Eu. São inúmeros os questionamentos que surgem quando tento pensar em mim de uma forma mais concreta, precisa, definida e sólida.
Costumo dissertar sobre os meus sentimentos, como se eles controlassem-me indiscutivelmente. E talvez esse seja um dos meus maiores empedimentos. Assim como a incerteza empregada em cada um dos meus "talvez".
Há certezas que não são expostas livremente, porque no fundo estamos acomodados a retro-alimentar uma prisão resistente aos nossos sonhos e lutas. Isso porque a liberdade geralmente não passa de somente mais um objetivo falho e aparentemente distante. A mais provável falha possibilidade dentro de nossas infinitas incertezas.

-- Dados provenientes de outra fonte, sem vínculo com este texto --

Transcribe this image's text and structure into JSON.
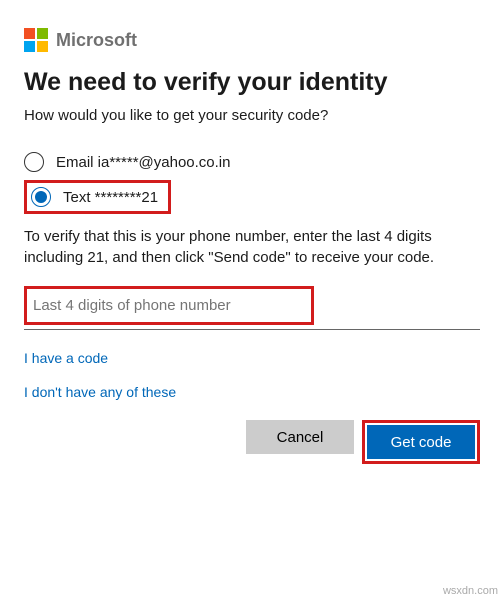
{
  "brand": {
    "name": "Microsoft"
  },
  "title": "We need to verify your identity",
  "subtitle": "How would you like to get your security code?",
  "options": {
    "email": {
      "label": "Email ia*****@yahoo.co.in",
      "selected": false
    },
    "text": {
      "label": "Text ********21",
      "selected": true
    }
  },
  "instruction": "To verify that this is your phone number, enter the last 4 digits including 21, and then click \"Send code\" to receive your code.",
  "input": {
    "placeholder": "Last 4 digits of phone number",
    "value": ""
  },
  "links": {
    "have_code": "I have a code",
    "none": "I don't have any of these"
  },
  "buttons": {
    "cancel": "Cancel",
    "submit": "Get code"
  },
  "watermark": "wsxdn.com"
}
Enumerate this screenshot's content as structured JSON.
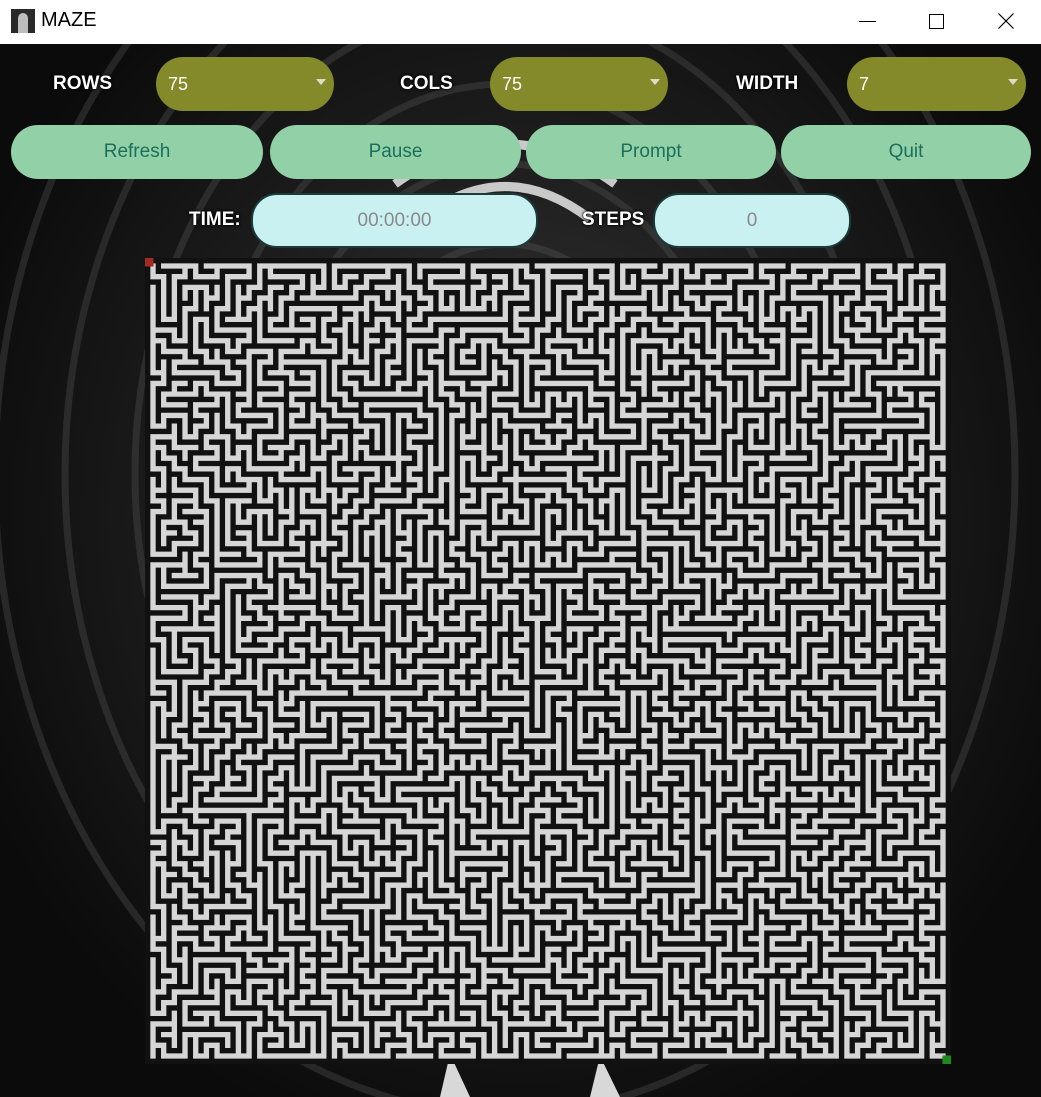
{
  "window": {
    "title": "MAZE"
  },
  "controls": {
    "rows": {
      "label": "ROWS",
      "value": "75"
    },
    "cols": {
      "label": "COLS",
      "value": "75"
    },
    "width": {
      "label": "WIDTH",
      "value": "7"
    }
  },
  "buttons": {
    "refresh": "Refresh",
    "pause": "Pause",
    "prompt": "Prompt",
    "quit": "Quit"
  },
  "status": {
    "time_label": "TIME:",
    "time_value": "00:00:00",
    "steps_label": "STEPS",
    "steps_value": "0"
  },
  "maze": {
    "rows": 75,
    "cols": 75,
    "wall_color": "#111111",
    "path_color": "#d6d6d6",
    "start_color": "#a32a22",
    "end_color": "#1f8a1f"
  },
  "icons": {
    "app": "app-photo-icon",
    "minimize": "minimize-icon",
    "maximize": "maximize-icon",
    "close": "close-icon"
  }
}
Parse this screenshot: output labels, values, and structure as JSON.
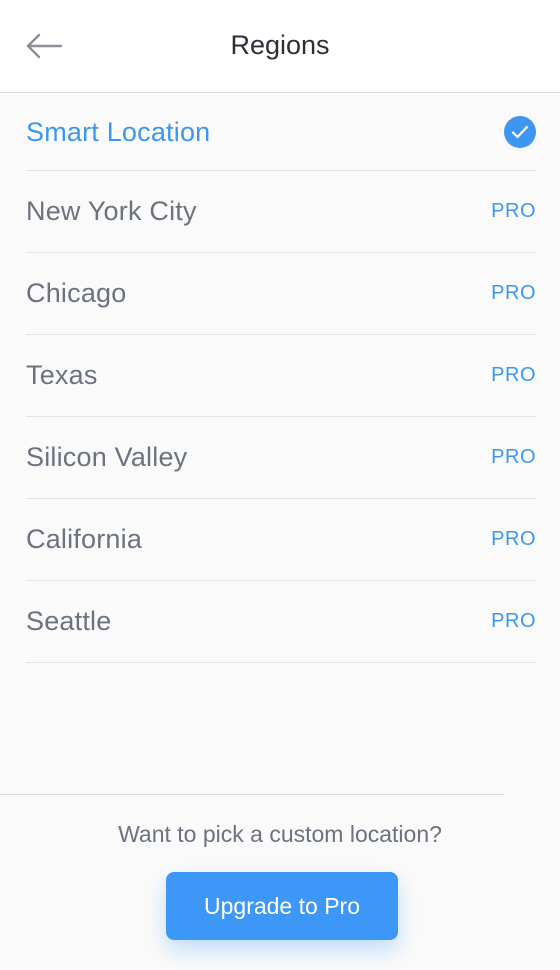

Embora conscientes da inconstância e consequentemente da imprevisibilidade derivada dessas complexas oscilações, preservamos o anseio pelo mero "estar certo", mesmo que não haja afinal, certeza alguma para ser expressada.
Como numa repetitividade incessante, o ser a alcançar a tal liberdade não sabe o que fazer dela quando a encontra. A trata, instintivamente como mais uma de suas posses, pois não pôde aceitar a brevidade e nem o não pertencimento das coisas. Logo, ambicioso, trata de criar mais prisões sobre si mesmo.
Por certa falta de estabilidade, sensibilidade e maturidade, a liberdade não o bastou. Não o LIBERTOU.
Muito queria, sem saber o por quê. Mas nada teve. Pelo menos dentro de suas vazias concepções sobre o TUDO.